Sicario opens on the bust from hell, resulting in the death of a suspect and multiple police officers, and uncovering the corpses of numerous Mexican kidnapping victims; casualties of the Cartel crisis afflicting the upper regions of South America. Hungry for vengeance, FBI agent Kate (Emily Blunt), is enlisted into an interdepartmental sting on an anonymous drug lord led by Matt (Josh Brolin), under the guise that they will be going after “the real men responsible for” the opening bloodbath.2 After meeting Alejandro (Benicio Del Toro), a retired lawyer with Cartel connections who’s being taken along for the ride, and taking part in a (clearly illegal) reconnaissance mission across the US/Mexican border, it becomes clear that Kate is an agent out of her depth, as she slowly attempts to piece together the reality of the situation she’s found herself in.
Unfortunately where Enemy allowed its bleak, claustrophobic tone envelop you with little explanation of plot, Sicario hammers you over the head with clunky exposition, lacking subtlety as conversations are bookended with cliffnotes and imagery that would have (in another Villeneuve venture) remained hidden in frame are met with close-ups in following shots, just so there’s no chance you could have possibly missed them. It’s a pretty poor way to go about constructing a “mainstream arthouse” film that’s supposed to hinge on a proxy who is constantly out of the loop, and Taylor Sheridan’s script never overcomes the forcedness of its studio-note driven emphasis on the summarisation of plot. The same cannot be said for Roger Deakins’ wonderful cinematography, even when it’s at its worst, poorly assembled in the cutting room by Joe Walker,3 every frame feels alive, oozing with an uneasy tension in its desert settings that fills your lungs with dust.
In fact, to give credit where credit’s due, once you look past the hand-holding editing and clunky exposition, everything else is near brilliant. In addition to Deakins’ aforementioned cinematography, there’s some wonderfully ambitious sound design, alongside Villeneuve’s ever impressive colour grading and set dressing, and two absolutely stand-out performances in Blunt’s Kate, and Del Toro’s Alejandro. It’s a thematically sound effort too, with a much needed critique of the masculinity crisis of America’s special forces, the militarization of US police forces, and the ongoing war on drugs, as well as an embedded metadiscussion of the fallout of the collapse of Colombia’s Medellín Cartel. All of this pales in comparison, however, to Villeneuve’s embedded critique of rape culture and sexualised violence that underscores near every conversation and major interaction with Kate.
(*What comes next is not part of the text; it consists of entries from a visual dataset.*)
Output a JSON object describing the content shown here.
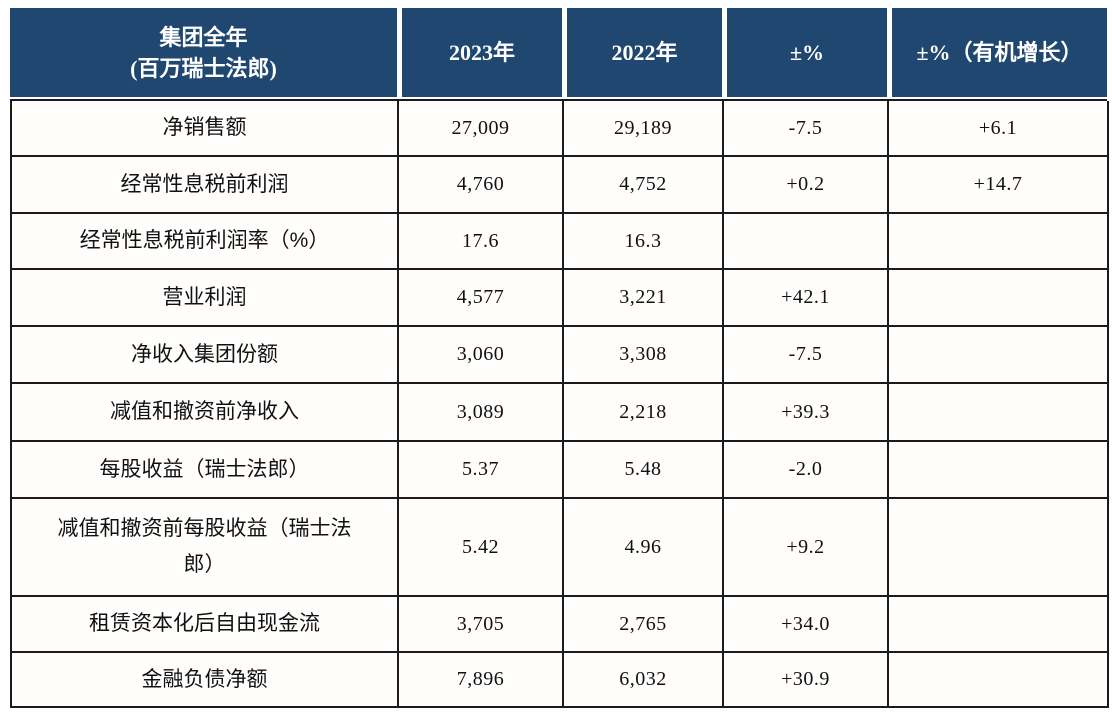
{
  "colors": {
    "header_bg": "#1f4770",
    "header_text": "#ffffff",
    "border": "#1b1b1b"
  },
  "table": {
    "columns": [
      "集团全年\n(百万瑞士法郎)",
      "2023年",
      "2022年",
      "±%",
      "±%（有机增长）"
    ],
    "rows": [
      {
        "label": "净销售额",
        "y2023": "27,009",
        "y2022": "29,189",
        "change": "-7.5",
        "organic": "+6.1"
      },
      {
        "label": "经常性息税前利润",
        "y2023": "4,760",
        "y2022": "4,752",
        "change": "+0.2",
        "organic": "+14.7"
      },
      {
        "label": "经常性息税前利润率（%）",
        "y2023": "17.6",
        "y2022": "16.3",
        "change": "",
        "organic": ""
      },
      {
        "label": "营业利润",
        "y2023": "4,577",
        "y2022": "3,221",
        "change": "+42.1",
        "organic": ""
      },
      {
        "label": "净收入集团份额",
        "y2023": "3,060",
        "y2022": "3,308",
        "change": "-7.5",
        "organic": ""
      },
      {
        "label": "减值和撤资前净收入",
        "y2023": "3,089",
        "y2022": "2,218",
        "change": "+39.3",
        "organic": ""
      },
      {
        "label": "每股收益（瑞士法郎）",
        "y2023": "5.37",
        "y2022": "5.48",
        "change": "-2.0",
        "organic": ""
      },
      {
        "label": "减值和撤资前每股收益（瑞士法\n郎）",
        "y2023": "5.42",
        "y2022": "4.96",
        "change": "+9.2",
        "organic": ""
      },
      {
        "label": "租赁资本化后自由现金流",
        "y2023": "3,705",
        "y2022": "2,765",
        "change": "+34.0",
        "organic": ""
      },
      {
        "label": "金融负债净额",
        "y2023": "7,896",
        "y2022": "6,032",
        "change": "+30.9",
        "organic": ""
      }
    ]
  }
}
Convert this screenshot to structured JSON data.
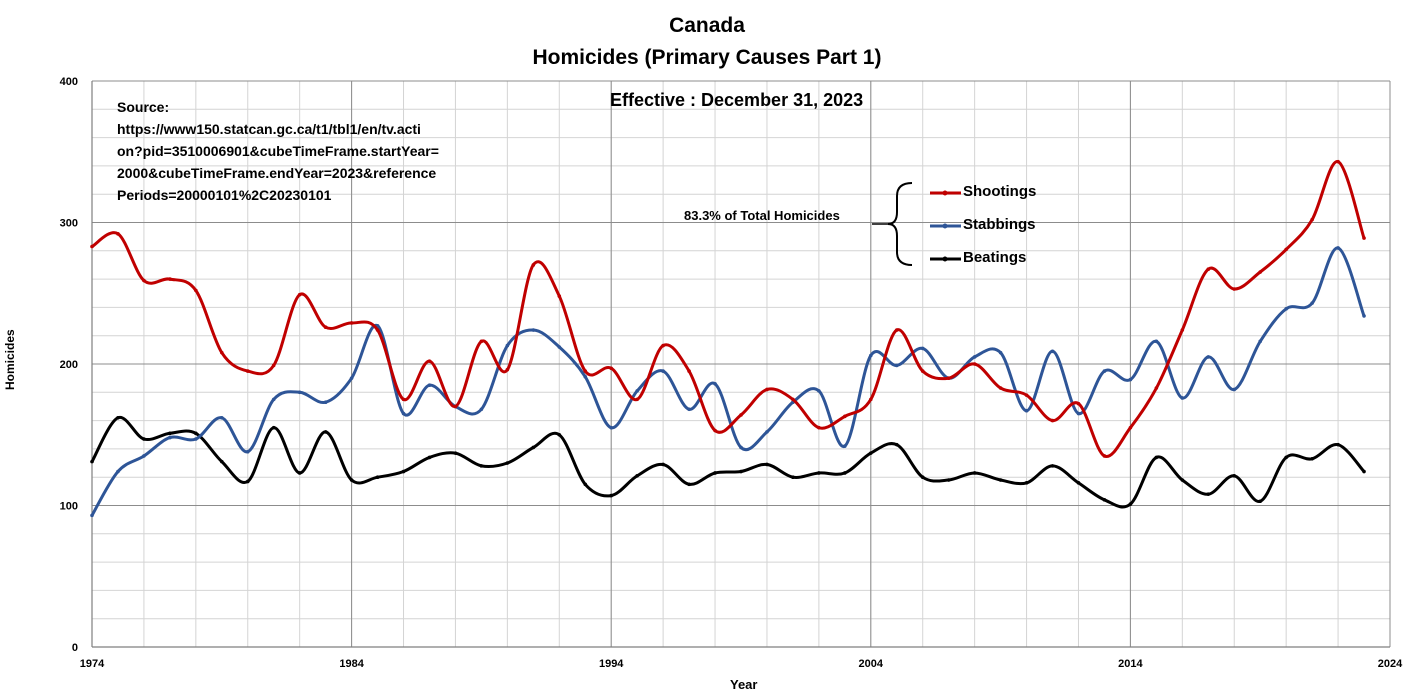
{
  "chart_data": {
    "type": "line",
    "title": "Canada",
    "subtitle": "Homicides (Primary Causes Part 1)",
    "effective_note": "Effective : December 31, 2023",
    "source_note": "Source:\nhttps://www150.statcan.gc.ca/t1/tbl1/en/tv.acti\non?pid=3510006901&cubeTimeFrame.startYear=\n2000&cubeTimeFrame.endYear=2023&reference\nPeriods=20000101%2C20230101",
    "bracket_note": "83.3% of Total Homicides",
    "xlabel": "Year",
    "ylabel": "Homicides",
    "xlim": [
      1974,
      2024
    ],
    "ylim": [
      0,
      400
    ],
    "x_ticks": [
      1974,
      1984,
      1994,
      2004,
      2014,
      2024
    ],
    "y_ticks": [
      0,
      100,
      200,
      300,
      400
    ],
    "grid": true,
    "legend_position": "top-right",
    "x": [
      1974,
      1975,
      1976,
      1977,
      1978,
      1979,
      1980,
      1981,
      1982,
      1983,
      1984,
      1985,
      1986,
      1987,
      1988,
      1989,
      1990,
      1991,
      1992,
      1993,
      1994,
      1995,
      1996,
      1997,
      1998,
      1999,
      2000,
      2001,
      2002,
      2003,
      2004,
      2005,
      2006,
      2007,
      2008,
      2009,
      2010,
      2011,
      2012,
      2013,
      2014,
      2015,
      2016,
      2017,
      2018,
      2019,
      2020,
      2021,
      2022,
      2023
    ],
    "series": [
      {
        "name": "Shootings",
        "color": "#c00000",
        "values": [
          283,
          292,
          259,
          260,
          252,
          208,
          195,
          199,
          249,
          226,
          229,
          224,
          175,
          202,
          170,
          216,
          196,
          270,
          248,
          195,
          197,
          175,
          213,
          195,
          153,
          164,
          182,
          175,
          155,
          163,
          175,
          224,
          195,
          190,
          200,
          183,
          178,
          160,
          172,
          135,
          155,
          183,
          224,
          267,
          253,
          265,
          281,
          302,
          343,
          289
        ]
      },
      {
        "name": "Stabbings",
        "color": "#2e5597",
        "values": [
          93,
          124,
          135,
          148,
          147,
          162,
          138,
          175,
          180,
          173,
          190,
          227,
          165,
          185,
          170,
          168,
          213,
          224,
          212,
          191,
          155,
          181,
          195,
          168,
          186,
          141,
          152,
          173,
          181,
          142,
          206,
          199,
          211,
          190,
          205,
          208,
          167,
          209,
          165,
          195,
          189,
          216,
          176,
          205,
          182,
          216,
          239,
          243,
          282,
          234
        ]
      },
      {
        "name": "Beatings",
        "color": "#000000",
        "values": [
          131,
          162,
          147,
          151,
          151,
          131,
          117,
          155,
          123,
          152,
          118,
          120,
          124,
          134,
          137,
          128,
          130,
          141,
          150,
          115,
          107,
          121,
          129,
          115,
          123,
          124,
          129,
          120,
          123,
          123,
          137,
          143,
          120,
          118,
          123,
          118,
          116,
          128,
          116,
          104,
          101,
          134,
          118,
          108,
          121,
          103,
          134,
          133,
          143,
          124
        ]
      }
    ]
  }
}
By marketing a film on the back of gung-ho machismo before subjecting his audience to a takedown of the largest issue pervasive within modern masculine “bro” culture,4 Villeneuve has constructed a piece of extremely subversive mainstream cinema that, due to its major structural problems, could never be accused of not sitting firmly within the current Hollywood canon. Although the film itself is by no means a masterpiece, nor is it anywhere near on par with previous efforts, it’s still a worthwhile venture. In saying that, one has to question how Villeneuve’s Blade Runner 2 will fare given that, between this and Prisoners, he hasn’t exactly demonstrated himself as one to strongly rally against the sort of studio interference that could ruin such a potentially tenuous concept.